その唐揚げがカエルだと告げると、彼の顔面はたちまち蒼白となり、脱兎の如くトイレに駆け込んだ。
実に長いトイレだったが、出てきた彼は、あたり構わず泣き叫んだ。
「こっしゃん、ひどい〜」とや。
10年間で3度も。ヤドをカリ直して
阪本、金沢、絹谷、私とで足掛け2日にわたって痛飲した7月15日。
私は、1982年からの10年の、リクルート神戸支社の歩みを思い出しながら、田中勝さんのご指導を受けたリクルート神戸営業所があった「第一生命ビル(多分建て直された?)」、支社に昇格してより広い場所に移った「モードオリオンビル」、そして念願の自社ビルとして建設されて移った「リクルート神戸支社ビル=現在のIMONビル)」を、順にまわった。
下の写真は、ヤドカリが成長とともに大きな「宿を借りる」が如くのリクルート神戸支社ビルの変遷である。







5人の「英霊」に献杯
その後、山田さんとの思い出がいっぱいの「うを勢」へ。



ここで、山田滋さんに献杯。
この店の後、二人で行くとほぼ決まって佐藤博幸くん率いる神戸支社のメンバーたちと合流した「オリアナ」にも足を運んだ(今はカラオケ館)。
そして、佐藤博幸くんと抱き合うようにして寝た彼のマンションへ。

佐藤博幸くんが1日に2度も号泣した「紅宝石」は、佐藤くんが住んでいたマンションに近い。

そして、最後は「おがわ」へと向かった。


「おがわ」では、山田滋さんの干支一周分年上の「おがわの女将さん」と、この店が大好きだった山田滋さんにまず献杯。
同じくこの店で一緒に飲み、語り合い、そしてすでに他界したリクルート神戸の先輩たちは、「人教」の横山さん、榊昌彦さん、そして「JJ」の松村修さん。
ブレーンさんでは神戸の柱となってくださった上森秀樹さん、辻本丞治さん、日写の渡辺部長、オール出版・吉田さん。大阪から神戸を支えてくれた林海洋さん、南谷明美さん、森田さん、藤野さん、池田さん、原さん、山敷さん。
リクルート神戸支社で、部門や立場を超えて私をご指導いただいた偉大で愛すべき先輩方に、改めて感謝。
お一人おひとりのお顔と、いただいたお言葉とを思い浮かべながら、お一人おひとりのご冥福を改めて祈り、献杯した。

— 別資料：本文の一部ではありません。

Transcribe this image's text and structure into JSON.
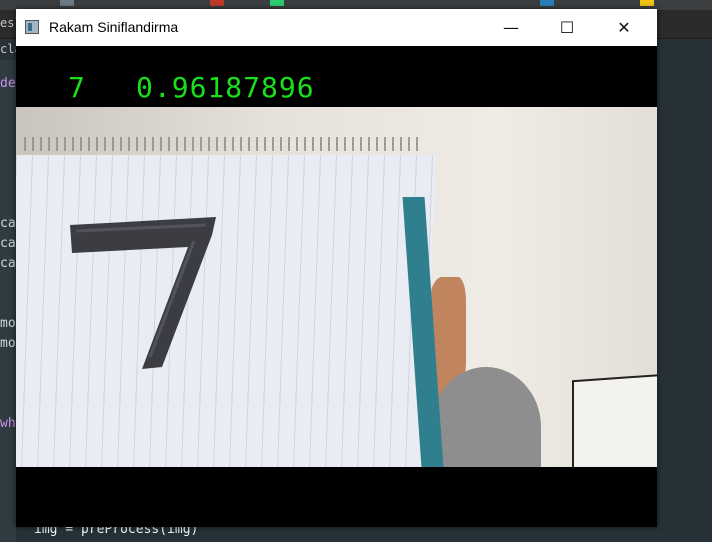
{
  "ide": {
    "tab_fragment": "esl",
    "tab_fragment_2": "clas",
    "code_fragments": [
      "de",
      "ca",
      "ca",
      "ca",
      "mo",
      "mo",
      "wh"
    ],
    "bottom_code": "img = preProcess(img)"
  },
  "window": {
    "title": "Rakam Siniflandirma",
    "minimize_glyph": "—",
    "maximize_glyph": "☐",
    "close_glyph": "✕"
  },
  "result": {
    "digit": "7",
    "confidence": "0.96187896",
    "color": "#19e019"
  }
}
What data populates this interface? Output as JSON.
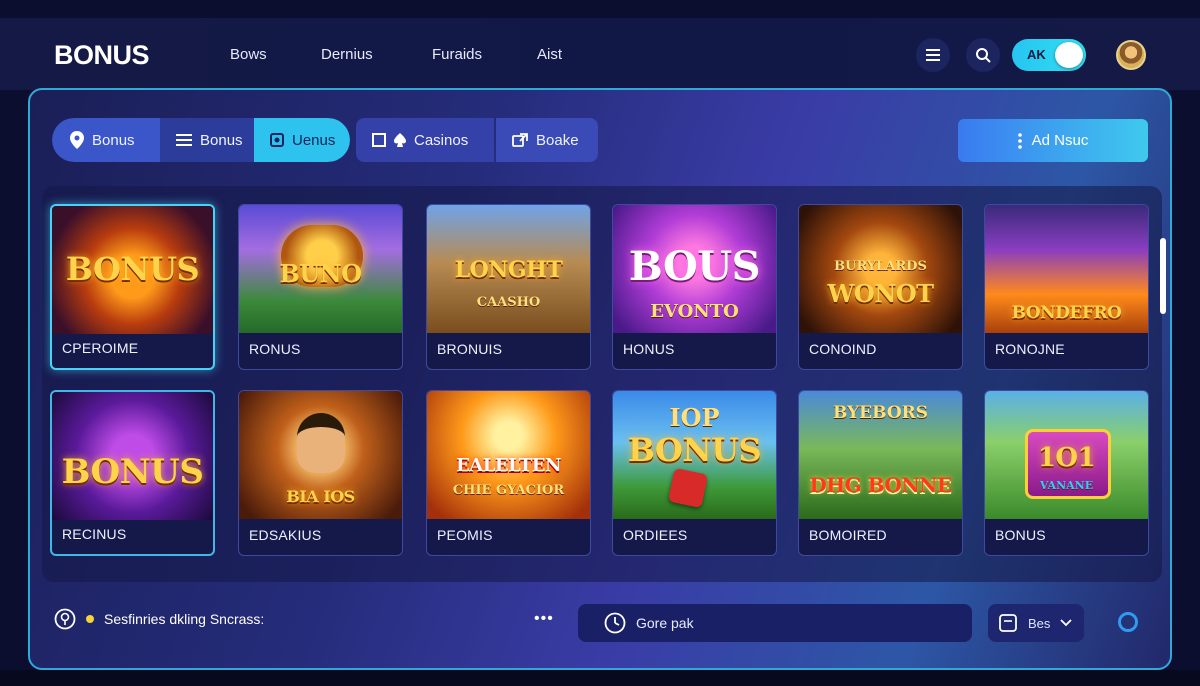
{
  "header": {
    "logo": "BONUS",
    "nav": [
      "Bows",
      "Dernius",
      "Furaids",
      "Aist"
    ],
    "toggle_label": "AK",
    "icons": [
      "menu-icon",
      "search-icon",
      "avatar"
    ]
  },
  "filters": {
    "group1": [
      "Bonus",
      "Bonus",
      "Uenus"
    ],
    "group2": [
      "Casinos",
      "Boake"
    ],
    "cta": "Ad Nsuc"
  },
  "games": [
    {
      "label": "CPEROIME",
      "title": "BONUS",
      "sub": ""
    },
    {
      "label": "RONUS",
      "title": "BUNO",
      "sub": ""
    },
    {
      "label": "BRONUIS",
      "title": "LONGHT",
      "sub": "CAASHO"
    },
    {
      "label": "HONUS",
      "title": "BOUS",
      "sub": "EVONTO"
    },
    {
      "label": "CONOIND",
      "title": "WONOT",
      "sub": "BURYLARDS"
    },
    {
      "label": "RONOJNE",
      "title": "BONDEFRO",
      "sub": ""
    },
    {
      "label": "RECINUS",
      "title": "BONUS",
      "sub": ""
    },
    {
      "label": "EDSAKIUS",
      "title": "BIA IOS",
      "sub": ""
    },
    {
      "label": "PEOMIS",
      "title": "EALELTEN",
      "sub": "CHIE GYACIOR"
    },
    {
      "label": "ORDIEES",
      "title": "BONUS",
      "sub": "IOP"
    },
    {
      "label": "BOMOIRED",
      "title": "DHG BONNE",
      "sub": "BYEBORS"
    },
    {
      "label": "BONUS",
      "title": "1O1",
      "sub": "VANANE"
    }
  ],
  "footer": {
    "status": "Sesfinries dkling Sncrass:",
    "dots": "•••",
    "search_value": "Gore pak",
    "select_value": "Bes"
  },
  "colors": {
    "accent_cyan": "#3fc9ee",
    "accent_blue": "#3a7af0",
    "gold": "#ffd34a"
  }
}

そして、あの頃からの43年間、まったく変わらぬ「おがわ」のメニューを私は3つ覚えていたので、それらを注文した。
まずは、クジラのフライ。

次に、鰻の蒲焼!

そして、ジャンボおにぎり!


天から滝のような涙が落ちて
メニューもそうだが、当時から43年間変わっていないことがもう一つ。
厨房で店を支え続けてきた「チーフ」だ。
チーフも74歳、来年からは後期高齢者だ。

いつまでもお元気で!
チーフとハグしたあと店を出ると、ちょうど日付が変わって7月16日。
毛がほぼ無い私の頭頂部にぽつりぽつりと冷たいものが落ちてきた。
天を見上げた次の瞬間、それはたちまち「激しい雨」に変わる。
あゝ、先輩たちの「涙雨」だよ。
それも、泣き叫ぶかのような、「豪雨」ならぬ「号泣」ではないか。
私は天国から落ちてくる滝のような涙に、容赦無く打たれた。